Paradromics Inc.
- Company type: Private
- Industry: Neurotechnology
- Founder: Matt Angle
- Headquarters: Austin, Texas, United States
- Website: www.paradromics.com

= Paradromics =

American medical device company

Paradromics Inc. is an American brain–computer interface (BCI) company headquartered in Austin, Texas with a second office located in Oakland, California.

==Overview==
The company is building a high data-rate brain-computer interface. The interface consists of a fully implantable system that collects neural data and transfers that data wirelessly through the skin to an external system, which in turn translates the data into the user's intended speech or computer inputs in real time. Seamless data and power transfer are supported by a secure near-infrared optical data link and inductive power coupling. Paradromics aims to treat severely motor-impaired people with irreversibly debilitating conditions like spinal cord injury, stroke, and neurodegenerative diseases such as ALS.

==History==
Paradromics was founded in 2015 by CEO Matt Angle to translate neural recording technology from the lab at Stanford University to a fully-implantable, wireless form factor for use as a commercial medical device. Within its first two years, Paradromics secured a NIH SBIR and a DARPA contract, collectively worth US$15 million. This early validation enabled the development of its core technology and the raise of venture funds in 2018.

In late 2019, Paradromics transformed from a technology-focused company that was developing core capabilities to a product-focused company that was building a marketable medical device, the Connexus Brain-Computer Interface (BCI).

In 2021, Paradromics was awarded a $3.2 million Phase II SBIR grant from the NIH to develop high-density intracortical microelectrode arrays for clinical applications. This grant included collaboration with Massachusetts General Hospital's Center for Neurotechnology and Neurorecovery, highlighting Paradromics' commitment to advancing clinical research and applications of its technology.

In 2023, the company raised a US$33 million venture round led by Prime Movers Lab with participation from Westcott Investment Group, Dolby Family Ventures, and Green Sands Equity. The Connexus BCI was granted its first Breakthrough Device Designation by the U.S. Food and Drug Administration (FDA), which provides an expedited review process for transformative medical devices with the potential to treat irreversibly debilitating conditions.

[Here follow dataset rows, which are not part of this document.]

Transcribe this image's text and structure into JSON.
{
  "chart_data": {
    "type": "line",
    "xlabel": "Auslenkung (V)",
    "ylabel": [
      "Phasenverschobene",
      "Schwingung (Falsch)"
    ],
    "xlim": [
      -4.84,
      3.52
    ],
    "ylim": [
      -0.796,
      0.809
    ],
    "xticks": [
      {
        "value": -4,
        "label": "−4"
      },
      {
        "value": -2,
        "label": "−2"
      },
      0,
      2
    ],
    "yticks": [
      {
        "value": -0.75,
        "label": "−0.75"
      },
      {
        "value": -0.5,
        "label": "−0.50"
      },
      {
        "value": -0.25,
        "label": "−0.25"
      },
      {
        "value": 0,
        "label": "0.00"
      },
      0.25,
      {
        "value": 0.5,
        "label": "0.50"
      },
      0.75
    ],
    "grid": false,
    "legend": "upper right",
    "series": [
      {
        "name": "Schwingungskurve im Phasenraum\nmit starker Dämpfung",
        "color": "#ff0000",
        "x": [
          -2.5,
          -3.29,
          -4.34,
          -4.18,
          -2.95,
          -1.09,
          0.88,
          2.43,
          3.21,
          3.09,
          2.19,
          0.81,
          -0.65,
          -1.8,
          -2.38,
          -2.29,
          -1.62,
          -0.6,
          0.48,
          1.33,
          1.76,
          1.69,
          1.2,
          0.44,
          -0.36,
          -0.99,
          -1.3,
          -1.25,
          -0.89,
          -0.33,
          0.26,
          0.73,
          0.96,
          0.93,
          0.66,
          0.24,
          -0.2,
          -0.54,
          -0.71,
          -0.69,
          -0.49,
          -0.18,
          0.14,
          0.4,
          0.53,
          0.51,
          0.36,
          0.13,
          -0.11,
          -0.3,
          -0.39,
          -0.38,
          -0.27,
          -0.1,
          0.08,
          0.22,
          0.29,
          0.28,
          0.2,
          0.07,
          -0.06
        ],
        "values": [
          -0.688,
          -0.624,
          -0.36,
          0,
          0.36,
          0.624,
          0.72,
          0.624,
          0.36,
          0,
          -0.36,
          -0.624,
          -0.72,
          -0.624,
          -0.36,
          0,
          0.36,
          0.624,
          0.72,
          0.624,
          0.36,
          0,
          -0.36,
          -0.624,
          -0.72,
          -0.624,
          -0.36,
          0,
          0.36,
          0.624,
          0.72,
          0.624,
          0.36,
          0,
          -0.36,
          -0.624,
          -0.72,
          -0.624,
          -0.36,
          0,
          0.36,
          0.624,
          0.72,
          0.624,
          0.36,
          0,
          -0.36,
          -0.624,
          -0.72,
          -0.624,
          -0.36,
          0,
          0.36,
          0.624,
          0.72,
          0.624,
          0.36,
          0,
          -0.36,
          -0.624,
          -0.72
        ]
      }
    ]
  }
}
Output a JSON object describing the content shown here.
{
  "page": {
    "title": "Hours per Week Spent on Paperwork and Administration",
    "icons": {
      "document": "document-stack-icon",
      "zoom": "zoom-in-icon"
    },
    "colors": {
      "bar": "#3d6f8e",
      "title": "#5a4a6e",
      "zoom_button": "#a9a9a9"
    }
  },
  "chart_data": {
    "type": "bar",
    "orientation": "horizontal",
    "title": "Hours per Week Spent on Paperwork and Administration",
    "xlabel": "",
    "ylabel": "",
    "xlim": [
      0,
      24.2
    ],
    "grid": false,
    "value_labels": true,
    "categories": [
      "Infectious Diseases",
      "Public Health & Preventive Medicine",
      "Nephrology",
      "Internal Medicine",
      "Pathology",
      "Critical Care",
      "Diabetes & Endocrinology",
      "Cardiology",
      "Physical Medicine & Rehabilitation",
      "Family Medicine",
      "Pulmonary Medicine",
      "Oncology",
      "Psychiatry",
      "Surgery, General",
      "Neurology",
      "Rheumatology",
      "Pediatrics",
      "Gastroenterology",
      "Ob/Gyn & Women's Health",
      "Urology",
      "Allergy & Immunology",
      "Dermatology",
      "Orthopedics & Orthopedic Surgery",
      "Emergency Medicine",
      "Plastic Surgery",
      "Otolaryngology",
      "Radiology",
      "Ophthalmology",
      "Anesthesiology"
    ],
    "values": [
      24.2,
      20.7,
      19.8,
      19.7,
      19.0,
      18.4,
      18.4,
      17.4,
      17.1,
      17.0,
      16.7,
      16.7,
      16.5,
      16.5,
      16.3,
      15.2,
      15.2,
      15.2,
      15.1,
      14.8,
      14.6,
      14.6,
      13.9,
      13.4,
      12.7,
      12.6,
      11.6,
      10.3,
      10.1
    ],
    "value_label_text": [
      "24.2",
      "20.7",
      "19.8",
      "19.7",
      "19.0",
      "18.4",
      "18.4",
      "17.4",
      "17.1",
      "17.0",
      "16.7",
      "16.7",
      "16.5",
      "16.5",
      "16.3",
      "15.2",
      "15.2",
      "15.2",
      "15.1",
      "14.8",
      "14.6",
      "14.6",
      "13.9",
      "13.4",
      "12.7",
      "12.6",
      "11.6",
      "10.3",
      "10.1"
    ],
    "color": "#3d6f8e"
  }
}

The first application of the Connexus BCI is an assistive communication device that translates brain signals into speech and movement in real time, restoring social connection and enabling independent engagement with technology.

In 2024, The Connexus BCI was granted a second Breakthrough Device Designation that will enable individuals with severe motor deficits treated with the Connexus BCI to control computer devices. Paradromics was also accepted into the U.S. FDA's newest program for innovative devices, the TAP (Total Product Life Cycle Advisory Program) Pilot. The FDA states that this program is intended to "help spur more rapid development and more rapid and widespread patient access to safe, effective, high-quality medical devices of public health importance".

==Technology==
The company is building a brain–computer interface capable of recording from single neurons. The interface, called the Connexus BCI, consists of the Cortical Module, Internal Transceiver, and a connecting lead. The Cortical Module is surgically placed by a neurosurgeon onto the surface of the brain located in the motor cortex. The system utilizes a surgical technique similar to that of DBS. The Cortical Module consists of a 421-channel microwire electrode array, with 421 electrodes approximately 1.55 mm long (0.06 inches) that extend just below the brain's surface to directly gather neural signals. The microelectrodes are thinner than a strand of human hair (<40 μm electrode diameter). The system supports up to four Cortical Modules, totalling up to 1684 intracortical electrodes.

This data passes from the Cortical Module to the Internal Transceiver along a thin, flexible lead. It is then wirelessly transmitted from the Internal Transceiver to a wearable External Transceiver via a secure infrared data link that supports 100 Mbit/s. The system is continuously powered via inductive coupling. This continuous stream of data then passes to a small computational unit that applies AI, machine learning, and advanced language models for real-time interpretation of the user's intended speech or computer inputs.

Altogether, the system will work by reading a patient's brain signals to interpret their intended speech.

==Testing==
Preclinical testing of Paradromics' Connexus Brain-Computer Interface has demonstrated a bit rate exceeding 200 bps with a system latency of 56 ms. In November 2025, the company received FDA Investigational Device Exemption (IDE) approval for first-in-human clinical trials.